People watching, the search for cultural identity and the subtleties of growing up in the city gracefully intertwine as Su Hwang offers her upbringing to the reader in her poetry collection “Bodega.” Born in Korea shortly before immigrating to New York City, Hwang uses her experiences to develop an expansive collection of memories of partial assimilation that she relays through her collection of poems. Every reader experiences years of growing up in an immigrant household in the mere 94 pages of “Bodega.” Those who have already experienced this phenomenon will find the experience even more vivid as their own flashbacks enhance Hwang’s already robust sentiments.

Hwang’s exceptional ability for photographic description is the vehicle through which she shares the experience of growing up in a land separated from her heritage. Each vignette incorporates a more creatively accurate degree of detail than one would receive through their own eyesight. In the bodega-set poem “Instant Scratch Off,” Hwang picks up on the slight tensions between interacting members of different racial groups while incorporating unmistakable features of the individuals, like a Nigerian man’s “salt-and-pepper hair gathered into a seahorse.”

This meticulous level of physical and social observation juxtaposes the more rushed and self-centered standard protocol of bodega visitors, giving the everyday scene its seemingly more rare quality. The scene epitomizes what makes Hwang’s writing so charming and impactful: She manages to analyze situations and states of mind that many people, especially those of immigrant families, have been through on a more thorough level than most are willing to do — perhaps at times as a self defense mechanism.

Hwang’s most chilling works are those that tackle the issue of feeling stuck between cultures — being excluded from exposure to the experiences typical of growing up in her homeland, yet being equally deprived of the aspects of culture that seem inherent to those who are more historically American. It is the existential battle fought by the children of immigrant households as they endeavor to escape the cultural purgatory between their family and their surroundings.

Hwang convincingly highlights this all-encompassing lack of belonging: “There’s no place like home There’s no place like home / There’s no one place.” The moment one begins life in a new land, they begin to lose their heritage — “Family trees reduced / to oral / traditions” — but one never fully assimilates to the new culture. Hwang’s pained awareness on this matter grants her collection the honest and raw nature that makes it so captivating to any audience and relatable to those who have undergone similar experiences.

The intersections of Hwang’s meticulous descriptions of her surroundings and her self-aware portrayals of internal conflicts above all connect her distinct talents to give the greatest insight to her immigrant upbringing.
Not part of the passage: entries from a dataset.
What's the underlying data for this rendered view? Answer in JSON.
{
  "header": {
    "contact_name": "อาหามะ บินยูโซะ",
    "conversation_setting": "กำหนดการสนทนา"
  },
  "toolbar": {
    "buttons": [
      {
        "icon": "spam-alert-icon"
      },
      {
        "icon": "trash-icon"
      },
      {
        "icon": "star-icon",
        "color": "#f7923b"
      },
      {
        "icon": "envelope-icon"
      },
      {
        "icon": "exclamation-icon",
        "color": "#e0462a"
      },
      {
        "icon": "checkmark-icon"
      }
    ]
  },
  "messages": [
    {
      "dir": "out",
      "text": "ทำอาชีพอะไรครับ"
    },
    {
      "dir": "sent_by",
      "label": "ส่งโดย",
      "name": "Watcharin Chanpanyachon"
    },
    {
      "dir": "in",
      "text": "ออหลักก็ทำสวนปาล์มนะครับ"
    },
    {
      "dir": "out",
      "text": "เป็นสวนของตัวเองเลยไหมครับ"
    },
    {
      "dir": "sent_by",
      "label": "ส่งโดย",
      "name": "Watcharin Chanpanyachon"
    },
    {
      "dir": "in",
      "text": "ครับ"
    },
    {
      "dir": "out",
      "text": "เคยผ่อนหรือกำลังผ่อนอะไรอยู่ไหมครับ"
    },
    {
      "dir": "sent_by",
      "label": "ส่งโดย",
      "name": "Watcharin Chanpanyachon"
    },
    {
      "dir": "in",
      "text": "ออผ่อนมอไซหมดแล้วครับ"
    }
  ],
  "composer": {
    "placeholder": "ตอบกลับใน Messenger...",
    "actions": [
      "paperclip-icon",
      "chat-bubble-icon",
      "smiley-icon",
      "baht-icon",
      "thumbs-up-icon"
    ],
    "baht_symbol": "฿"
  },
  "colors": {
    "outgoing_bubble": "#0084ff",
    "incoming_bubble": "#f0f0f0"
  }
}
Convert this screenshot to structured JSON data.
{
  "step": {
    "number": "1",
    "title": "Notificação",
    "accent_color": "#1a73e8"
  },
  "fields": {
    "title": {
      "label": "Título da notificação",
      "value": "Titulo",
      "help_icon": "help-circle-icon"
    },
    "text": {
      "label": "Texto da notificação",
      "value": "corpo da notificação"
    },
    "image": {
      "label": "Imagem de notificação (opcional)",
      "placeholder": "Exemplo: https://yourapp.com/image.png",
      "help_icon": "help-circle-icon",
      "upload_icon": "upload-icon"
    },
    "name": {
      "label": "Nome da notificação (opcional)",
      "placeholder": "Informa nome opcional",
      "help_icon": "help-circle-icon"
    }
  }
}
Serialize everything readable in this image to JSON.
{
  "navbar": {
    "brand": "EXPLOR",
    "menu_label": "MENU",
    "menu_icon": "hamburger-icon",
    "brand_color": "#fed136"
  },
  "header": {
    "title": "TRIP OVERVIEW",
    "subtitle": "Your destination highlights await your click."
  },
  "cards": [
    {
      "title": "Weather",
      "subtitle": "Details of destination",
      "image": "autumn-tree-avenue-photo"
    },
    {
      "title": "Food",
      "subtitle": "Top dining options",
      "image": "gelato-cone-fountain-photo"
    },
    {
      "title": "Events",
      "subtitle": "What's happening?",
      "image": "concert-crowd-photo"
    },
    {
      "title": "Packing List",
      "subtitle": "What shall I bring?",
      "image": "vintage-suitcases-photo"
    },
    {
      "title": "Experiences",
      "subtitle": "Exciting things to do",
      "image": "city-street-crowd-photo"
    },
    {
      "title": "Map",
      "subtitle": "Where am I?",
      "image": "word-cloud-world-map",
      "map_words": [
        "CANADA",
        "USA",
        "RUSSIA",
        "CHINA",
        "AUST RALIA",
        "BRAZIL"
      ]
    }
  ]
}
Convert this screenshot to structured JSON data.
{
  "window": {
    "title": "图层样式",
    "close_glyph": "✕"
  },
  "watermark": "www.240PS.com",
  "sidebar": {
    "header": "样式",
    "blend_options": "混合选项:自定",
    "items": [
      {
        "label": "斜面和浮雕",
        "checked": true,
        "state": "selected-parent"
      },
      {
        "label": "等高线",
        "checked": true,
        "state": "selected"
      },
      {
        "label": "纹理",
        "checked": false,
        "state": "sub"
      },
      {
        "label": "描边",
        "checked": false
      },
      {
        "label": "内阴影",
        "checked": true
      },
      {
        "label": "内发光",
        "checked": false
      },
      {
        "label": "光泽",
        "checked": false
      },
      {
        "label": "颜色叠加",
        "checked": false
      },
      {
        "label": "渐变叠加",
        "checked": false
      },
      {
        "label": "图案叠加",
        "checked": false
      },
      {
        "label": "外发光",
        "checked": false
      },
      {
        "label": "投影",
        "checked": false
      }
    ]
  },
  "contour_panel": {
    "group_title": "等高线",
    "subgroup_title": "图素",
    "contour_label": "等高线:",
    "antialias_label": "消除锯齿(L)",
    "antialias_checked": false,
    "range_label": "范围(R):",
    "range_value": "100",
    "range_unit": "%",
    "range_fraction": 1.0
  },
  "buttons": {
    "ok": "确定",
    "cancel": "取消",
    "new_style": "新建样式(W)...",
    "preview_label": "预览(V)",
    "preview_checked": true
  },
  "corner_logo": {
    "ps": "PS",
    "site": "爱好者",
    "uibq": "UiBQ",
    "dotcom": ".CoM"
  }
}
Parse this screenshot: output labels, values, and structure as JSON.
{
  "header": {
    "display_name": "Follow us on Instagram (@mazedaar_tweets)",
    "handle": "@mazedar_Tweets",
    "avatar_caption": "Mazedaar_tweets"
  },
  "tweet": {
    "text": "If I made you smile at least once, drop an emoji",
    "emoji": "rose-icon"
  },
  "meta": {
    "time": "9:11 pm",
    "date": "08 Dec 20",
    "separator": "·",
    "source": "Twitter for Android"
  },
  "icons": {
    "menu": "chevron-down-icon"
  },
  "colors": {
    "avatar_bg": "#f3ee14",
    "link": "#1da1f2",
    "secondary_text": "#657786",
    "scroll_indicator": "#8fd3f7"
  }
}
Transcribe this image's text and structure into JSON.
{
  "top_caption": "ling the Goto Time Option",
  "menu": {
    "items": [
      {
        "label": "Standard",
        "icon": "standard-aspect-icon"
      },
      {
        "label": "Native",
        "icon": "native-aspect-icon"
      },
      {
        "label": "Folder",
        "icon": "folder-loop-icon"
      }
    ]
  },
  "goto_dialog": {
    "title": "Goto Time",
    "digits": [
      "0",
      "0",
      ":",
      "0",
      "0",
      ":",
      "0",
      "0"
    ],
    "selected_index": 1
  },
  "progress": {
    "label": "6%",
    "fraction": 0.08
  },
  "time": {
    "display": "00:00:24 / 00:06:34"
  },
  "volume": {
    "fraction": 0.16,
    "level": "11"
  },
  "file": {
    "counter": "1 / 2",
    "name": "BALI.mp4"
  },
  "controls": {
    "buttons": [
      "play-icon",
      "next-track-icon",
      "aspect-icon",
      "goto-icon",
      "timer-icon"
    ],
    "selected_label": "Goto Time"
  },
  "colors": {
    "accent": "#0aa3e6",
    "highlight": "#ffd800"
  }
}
In “Fresh Off the Boat | Five Sonnets,” she addresses an interaction in which her family is verbally assaulted and then told to go back to where they came from. The remainder of the sonnet has two focuses: Her family’s reactions (from the fear in everyone’s eyes to her brother’s tearful face in her embrace) and her internal response, which intertwines profound anger and speechlessness with an underlying wish that she can simply escape to a place where she feels actual belonging. Hwang’s ability to echo these themes of racial tension and exclusion in her discussion of seemingly unrelated household memories and casual observances gives her collection a seamless consistency from one poem to another that few authors can maintain over the course of an entire collection.

This, then, is Hwang’s secret recipe to an impressive poetry collection. Her technique is deliberate and perfected, implementing hyper-realistic description without getting caught up in the frills of overly elaborate devices. As she adds transparent sentiments regarding her struggle and that of immigrants in her periphery, her vivid descriptions absorb the reader and she sees from her eyes what it means to grow up in an immigrant household. Most works attempting to do so still cause the reader to feel like an outsider looking in, but Hwang’s readers gaze out at an unaccepting world.